Durante o período, os participantes receberam suplementação com altas doses de DHA, um tipo de ômega-3 presente em pescados gordurosos. Os exames mostraram que os níveis do nutriente no sistema nervoso aumentaram. No entanto, ao contrário do que se esperava, isso não se traduziu em melhoras na cognição dos voluntários após o monitoramento.

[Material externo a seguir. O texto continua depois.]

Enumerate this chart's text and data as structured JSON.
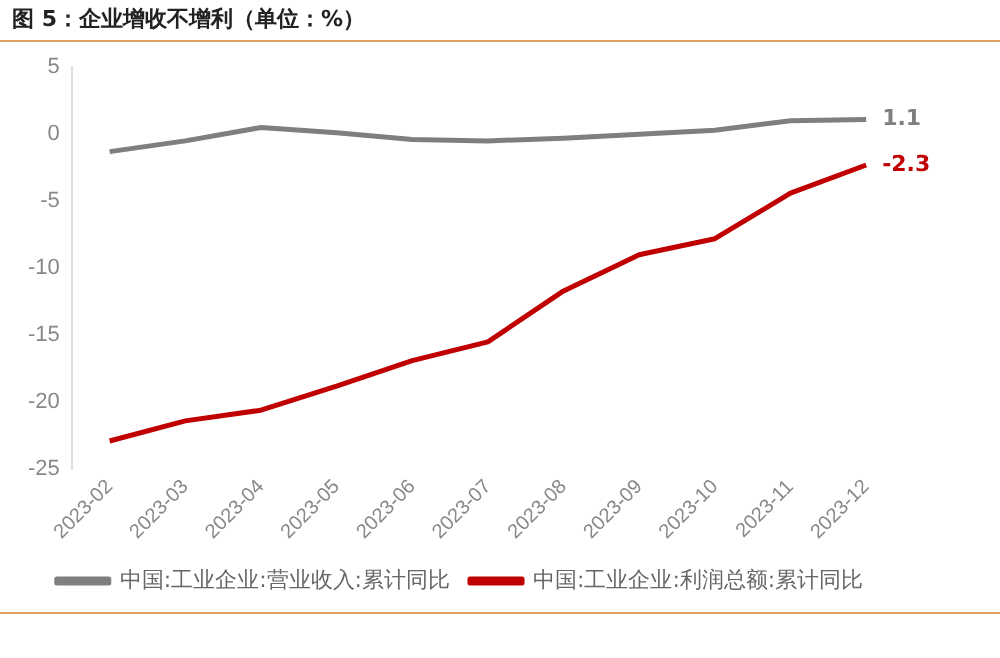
{
  "chart_data": {
    "type": "line",
    "title": "图 5：企业增收不增利（单位：%）",
    "categories": [
      "2023-02",
      "2023-03",
      "2023-04",
      "2023-05",
      "2023-06",
      "2023-07",
      "2023-08",
      "2023-09",
      "2023-10",
      "2023-11",
      "2023-12"
    ],
    "series": [
      {
        "name": "中国:工业企业:营业收入:累计同比",
        "color": "#7f7f7f",
        "values": [
          -1.3,
          -0.5,
          0.5,
          0.1,
          -0.4,
          -0.5,
          -0.3,
          0,
          0.3,
          1.0,
          1.1
        ],
        "value_labels": [
          null,
          null,
          null,
          null,
          null,
          null,
          null,
          null,
          null,
          null,
          "1.1"
        ]
      },
      {
        "name": "中国:工业企业:利润总额:累计同比",
        "color": "#c00000",
        "values": [
          -22.9,
          -21.4,
          -20.6,
          -18.8,
          -16.9,
          -15.5,
          -11.7,
          -9.0,
          -7.8,
          -4.4,
          -2.3
        ],
        "value_labels": [
          null,
          null,
          null,
          null,
          null,
          null,
          null,
          null,
          null,
          null,
          "-2.3"
        ]
      }
    ],
    "ylim": [
      -25,
      5
    ],
    "yticks": [
      -25,
      -20,
      -15,
      -10,
      -5,
      0,
      5
    ],
    "grid": false,
    "legend": "bottom",
    "marker": "none",
    "line_style": "solid"
  }
}
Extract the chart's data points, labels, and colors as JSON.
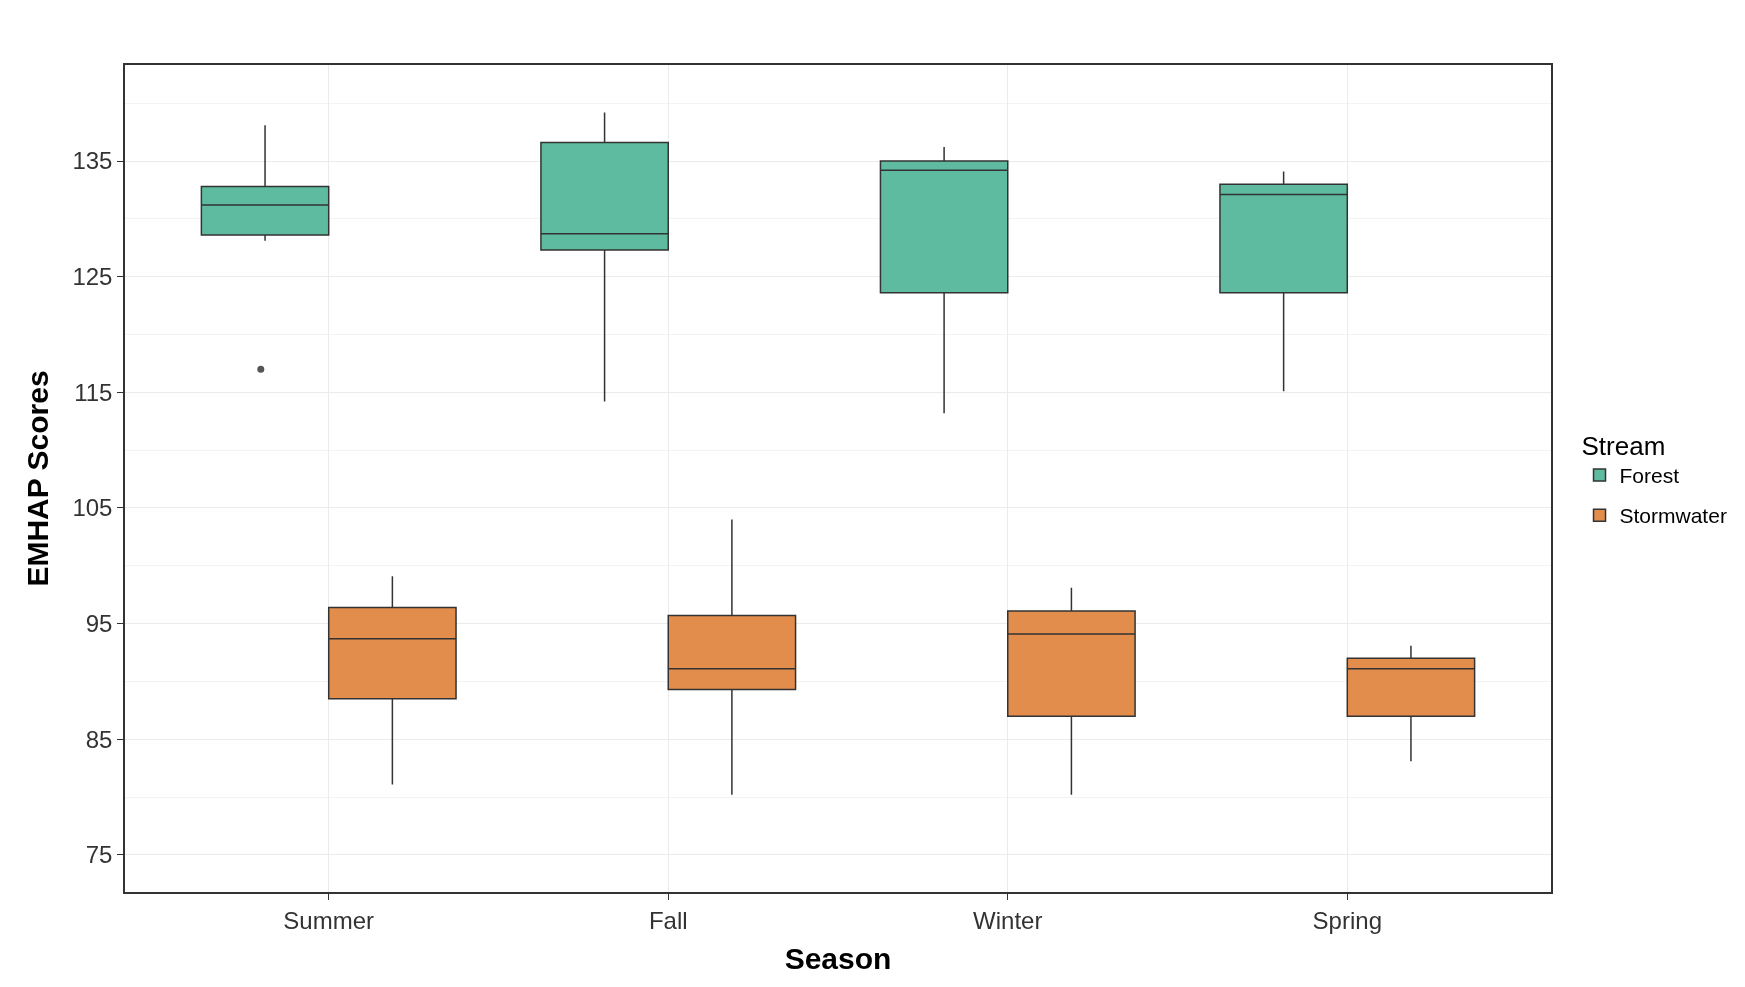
{
  "chart_data": {
    "type": "box",
    "xlabel": "Season",
    "ylabel": "EMHAP Scores",
    "legend_title": "Stream",
    "categories": [
      "Summer",
      "Fall",
      "Winter",
      "Spring"
    ],
    "series": [
      {
        "name": "Forest",
        "color": "#5fbb9f",
        "boxes": [
          {
            "low": 128.1,
            "q1": 128.6,
            "median": 131.2,
            "q3": 132.8,
            "high": 138.1,
            "outliers": [
              117
            ]
          },
          {
            "low": 114.2,
            "q1": 127.3,
            "median": 128.7,
            "q3": 136.6,
            "high": 139.2
          },
          {
            "low": 113.2,
            "q1": 123.6,
            "median": 134.2,
            "q3": 135,
            "high": 136.2
          },
          {
            "low": 115.1,
            "q1": 123.6,
            "median": 132.1,
            "q3": 133,
            "high": 134.1
          }
        ]
      },
      {
        "name": "Stormwater",
        "color": "#e38d4c",
        "boxes": [
          {
            "low": 81.1,
            "q1": 88.5,
            "median": 93.7,
            "q3": 96.4,
            "high": 99.1
          },
          {
            "low": 80.2,
            "q1": 89.3,
            "median": 91.1,
            "q3": 95.7,
            "high": 104
          },
          {
            "low": 80.2,
            "q1": 87,
            "median": 94.1,
            "q3": 96.1,
            "high": 98.1
          },
          {
            "low": 83.1,
            "q1": 87,
            "median": 91.1,
            "q3": 92,
            "high": 93.1
          }
        ]
      }
    ],
    "ylim": [
      71.8,
      143.3
    ],
    "yticks": [
      75,
      85,
      95,
      105,
      115,
      125,
      135
    ],
    "grid": true,
    "legend": "right"
  }
}
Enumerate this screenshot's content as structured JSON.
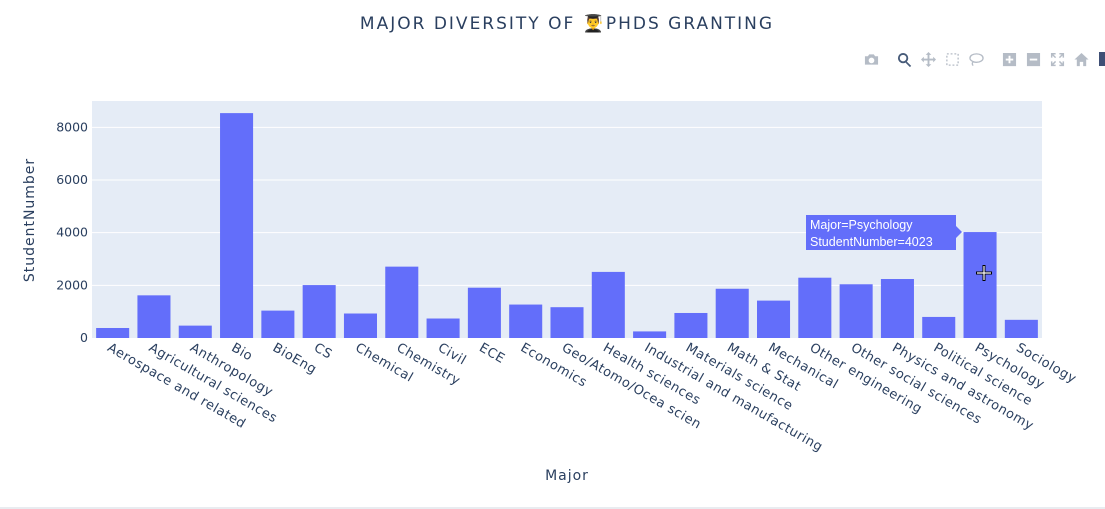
{
  "chart_data": {
    "type": "bar",
    "title": "MAJOR DIVERSITY OF 👨‍🎓PHDS GRANTING",
    "xlabel": "Major",
    "ylabel": "StudentNumber",
    "ylim": [
      0,
      9000
    ],
    "yticks": [
      0,
      2000,
      4000,
      6000,
      8000
    ],
    "ytick_labels": [
      "0",
      "2000",
      "4000",
      "6000",
      "8000"
    ],
    "bar_color": "#636efa",
    "plot_bg": "#e5ecf6",
    "categories": [
      "Aerospace and related",
      "Agricultural sciences",
      "Anthropology",
      "Bio",
      "BioEng",
      "CS",
      "Chemical",
      "Chemistry",
      "Civil",
      "ECE",
      "Economics",
      "Geo/Atomo/Ocea scien",
      "Health sciences",
      "Industrial and manufacturing",
      "Materials science",
      "Math & Stat",
      "Mechanical",
      "Other engineering",
      "Other social sciences",
      "Physics and astronomy",
      "Political science",
      "Psychology",
      "Sociology"
    ],
    "values": [
      380,
      1620,
      470,
      8540,
      1040,
      2010,
      930,
      2710,
      740,
      1910,
      1270,
      1170,
      2510,
      250,
      950,
      1870,
      1420,
      2290,
      2040,
      2240,
      800,
      4023,
      690
    ]
  },
  "tooltip": {
    "line1": "Major=Psychology",
    "line2": "StudentNumber=4023"
  },
  "modebar": {
    "buttons": [
      "camera-icon",
      "zoom-icon",
      "pan-icon",
      "box-select-icon",
      "lasso-select-icon",
      "zoom-in-icon",
      "zoom-out-icon",
      "autoscale-icon",
      "reset-axes-icon"
    ]
  }
}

Para os autores do trabalho, o principal desafio agora é entender como o cérebro metaboliza esse nutriente. Também fica a questão sobre a diferença de eficácia entre o DHA obtido diretamente do consumo de peixes e aquele ingerido por meio de cápsulas. A observação não é isolada. Na área cardiovascular, acontece algo parecido: o ômega-3 vindo da dieta é visto como protetor do coração, mas a suplementação não mostrou benefícios na prevenção de doenças cardíacas. Por isso, a Sociedade Brasileira de Cardiologia não recomenda as cápsulas para esse fim.
Onde encontrar ômega-3 na alimentação
Quem busca o nutriente na comida pode encontrá-lo em opções como sardinha, salmão, atum, cavalinha e arenque. Também há fontes vegetais, como algas marinhas, microalgas, soja e sementes de chia e linhaça.